Last March I wrote a post here about the Domestic Violence Disclosure Scheme, better known as ‘Clare’s Law’, under which people may find out from the police whether their partner has a history of domestic violence. In the post, I asked whether the scheme would actually make much difference. Whilst hoping it would help some people, I expressed reservations about the scheme and concluded that I did not think it would have much effect.
It seems that I may have been proved wrong. Figures obtained by the Press Association under Freedom of Information requests show that since the scheme came into force in England and Wales last March there have been at least 3,760 applications so far, resulting in 1,335 disclosures. In other words, at least 1,335 people have been informed that their partner has a history of domestic violence.

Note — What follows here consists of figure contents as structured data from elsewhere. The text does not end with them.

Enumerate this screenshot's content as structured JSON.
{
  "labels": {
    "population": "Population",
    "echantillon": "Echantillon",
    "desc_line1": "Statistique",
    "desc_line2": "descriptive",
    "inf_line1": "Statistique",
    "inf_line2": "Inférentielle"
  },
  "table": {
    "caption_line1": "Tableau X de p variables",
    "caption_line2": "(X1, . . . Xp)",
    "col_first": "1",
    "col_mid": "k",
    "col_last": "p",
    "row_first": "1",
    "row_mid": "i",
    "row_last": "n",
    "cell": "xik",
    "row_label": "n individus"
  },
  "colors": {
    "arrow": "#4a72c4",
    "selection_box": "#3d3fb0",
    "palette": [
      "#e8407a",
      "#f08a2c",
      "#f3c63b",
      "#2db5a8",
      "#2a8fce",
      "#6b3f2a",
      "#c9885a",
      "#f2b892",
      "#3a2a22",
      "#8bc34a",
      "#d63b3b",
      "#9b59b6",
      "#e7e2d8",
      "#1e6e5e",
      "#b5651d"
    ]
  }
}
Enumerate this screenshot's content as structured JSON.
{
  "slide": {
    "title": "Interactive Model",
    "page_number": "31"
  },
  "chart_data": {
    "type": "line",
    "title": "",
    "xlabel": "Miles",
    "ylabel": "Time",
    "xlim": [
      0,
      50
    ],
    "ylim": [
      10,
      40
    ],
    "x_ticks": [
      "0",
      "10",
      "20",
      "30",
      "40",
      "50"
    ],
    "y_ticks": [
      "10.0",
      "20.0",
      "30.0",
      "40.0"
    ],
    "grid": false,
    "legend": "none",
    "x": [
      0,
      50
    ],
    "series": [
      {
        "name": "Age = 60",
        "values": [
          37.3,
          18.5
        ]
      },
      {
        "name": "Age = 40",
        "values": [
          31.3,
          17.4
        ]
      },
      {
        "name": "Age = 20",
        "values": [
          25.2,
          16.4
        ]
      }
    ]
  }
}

So, the scheme is being used, and a large number of people have been given information which may ultimately mean that they do not become victims of domestic violence.
All well and good, but I do still have reservations about the scheme.
The first one is: what do these people do with the information? Do they all immediately leave their partners, or do they try to ‘work through the problem’, perhaps discussing the issue? Either way, they will be in a situation of great risk.
Leaving an abuser is not necessarily as easy as it may sound. They may well react violently to the relationship being ended, and may try to follow their victim, wherever they try to go.
Staying with the abuser is obviously even more risky: they may well take exception to their violent past being raised, possibly denying that it ever happened. The whole issue of domestic violence is often a matter of control, and if the abuser feels that their partner is trying to wrest control from them they may again react violently.
Clearly, anyone who receives information about their partner’s history of domestic violence will need proper help and assistance. I suspect, however, that the level of such help and assistance will vary from one area to the next.
Then there is the problem of all those applications that did not result in a disclosure. Obviously, anyone who makes an application must have some suspicions or concerns about their partner’s behaviour. As I said in my previous post, a negative result may lead to a false sense of security (many abusers will not have police records anyway). Perhaps that person’s ‘gut feeling’ which led them to make the application was right. If they had followed that gut feeling they may have ended the relationship, but the negative result may make them feel confident that they can stay.
In my previous post I also expressed doubts as to how many people at the start of a new relationship with someone that they are obviously fond of were going to stop and check if that person has a history of domestic violence. Obviously, that doubt still applies, although the figures suggest that the scheme is taking off and that the number of people who are aware of it is increasing.
That, however, leads to another problem. The scheme does not just enable people to apply for information; it also enables the police to warn potential victims who do not apply, under the so-called “right to know”. If this becomes common knowledge, will people simply rely upon the police letting them know if their partner has a history of domestic violence, without bothering to check themselves? Obviously, the police may not do so – they may well be unaware of the abuser’s new relationship in any event.
It seems that Clare’s Law is here to stay, and if it stops just one person from becoming a victim of domestic violence, then that is of course a good thing. It does, however, have its limitations, and those must be understood by anyone using it or seeking to rely upon it.